Il est important de savoir et de faire savoir que ces situations extrêmes ne constituent pas une fatalité. Cependant, il convient d’envisager clairement les choses des deux points de vue : celui de l’agresseuse et celui de la victime. Même si sortir de l’enfer constitue un vrai défi émotionnel, psychique, social, économique, souvent judiciaire, je ne connais, à ce jour, aucun homme qui n’ai réussi à surmonter ses peurs et ses immenses difficultés. Dans tous les cas dont j’ai pris connaissance directement ou qui m’on été rapporté par des confères et des consœurs, les hommes qui ont été malmenés ont réussi à recouvrer une vie agréable et harmonieuse. Certains affirment n’avoir jamais été aussi satisfaits de leur existence. Nombre d’entre eux retrouvent un lien avec leur famille, leurs amis, leurs enfants. Bien sûr des traces psychiques restent présentes chez eux de longues années mais cependant sans parvenir à influencer leur vie par trop négativement. Une fois que le travail qui s’apparente souvent à un deuil est terminé, les risques de retomber dans les griffes de telles personnes est réduit à zéro. Pour ce qui concerne les agresseuses, les choses sont plus complexes car ce sont des femmes qui, pour la plupart, refusent de reconnaître leur rôle néfaste. Lorsqu’elles consultent tout de même un thérapeute c’est généralement sous le couvert de la plainte d’être elles-mêmes malmenées ou brutalisées par un, voire des hommes. À partir d’un certain stade de maltraitances qu’elles font subir il est extrêmement difficile pour elles de reconnaître les faits et de se mettre en cause directement. Une certaine forme de dénégation dirige ces mécanismes particuliers de défense. La prise en charge de ces femmes est beaucoup plus ardue dans la mesure où leur démarche thérapeutique manque d’authenticité.

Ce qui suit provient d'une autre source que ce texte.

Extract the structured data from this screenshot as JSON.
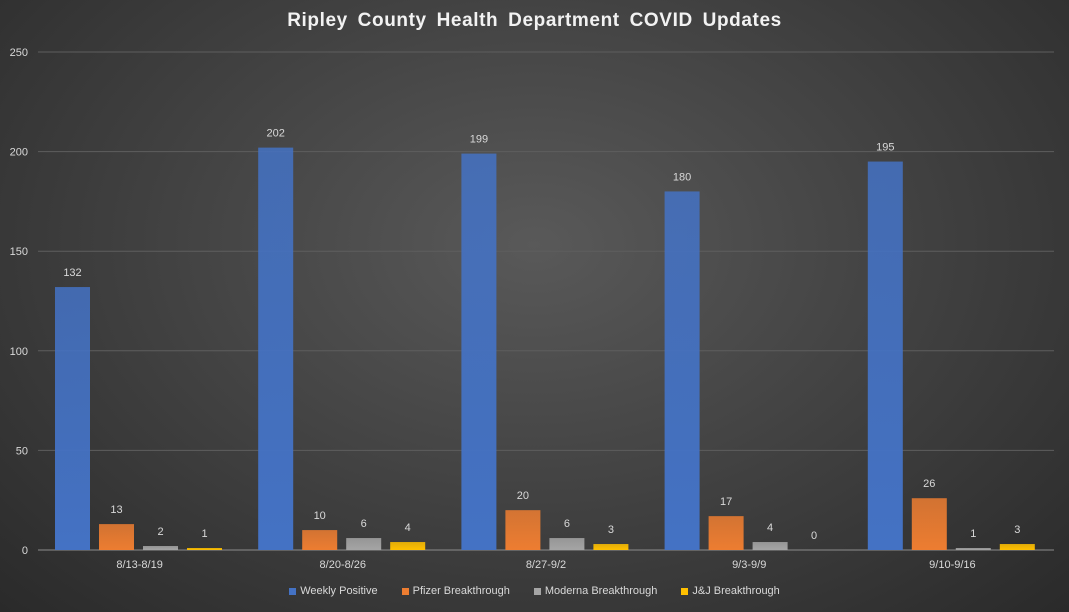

« On parle de plafond de verre que beaucoup de femmes n’arrivent pas à briser. On chuchote aussi que les femmes entres-elles se déchirent et peuvent avoir des comportements peu recommandables ? Pensez-vous que certaines peuvent revêtir volontairement cet habit de perverse narcissique de peur de retomber au bas de l’échelle ? »
Je ne pense pas que la perversité soit envisageable comme un simple rôle que l’on aurait le loisir de jouer à notre convenance dans certaines circonstances et à certains moments de notre existence. Au risque de choquer certaines femmes et quelques hommes aussi, je dirai que dans certains contextes, certaines femmes sont capables de plus de dureté et de brutalité que la plupart des hommes. Cette affirmation vient remettre en cause l’image quasi-sacrée de « La Femme » uniquement bonne, maternelle et bienveillante associée en grande partie à la figure de la Vierge Marie mais aussi celle, caricaturale, de la virilité brutale et forcément destructrice. Ainsi les couples homosexuels féminins ne sont pas épargnés par la violence conjugale, loin de là. Il est long le chemin qui nous amènera à nous considérer, les uns(e)s et les autres comme des êtres humains quelquefois différents mais tellement semblables dans nos aspirations fondamentales. Aragon affirmait que la femme est l’avenir de l’homme. Combien est profonde cette proposition et porteuse d’espoir si l’on veut bien la méditer quelques minutes...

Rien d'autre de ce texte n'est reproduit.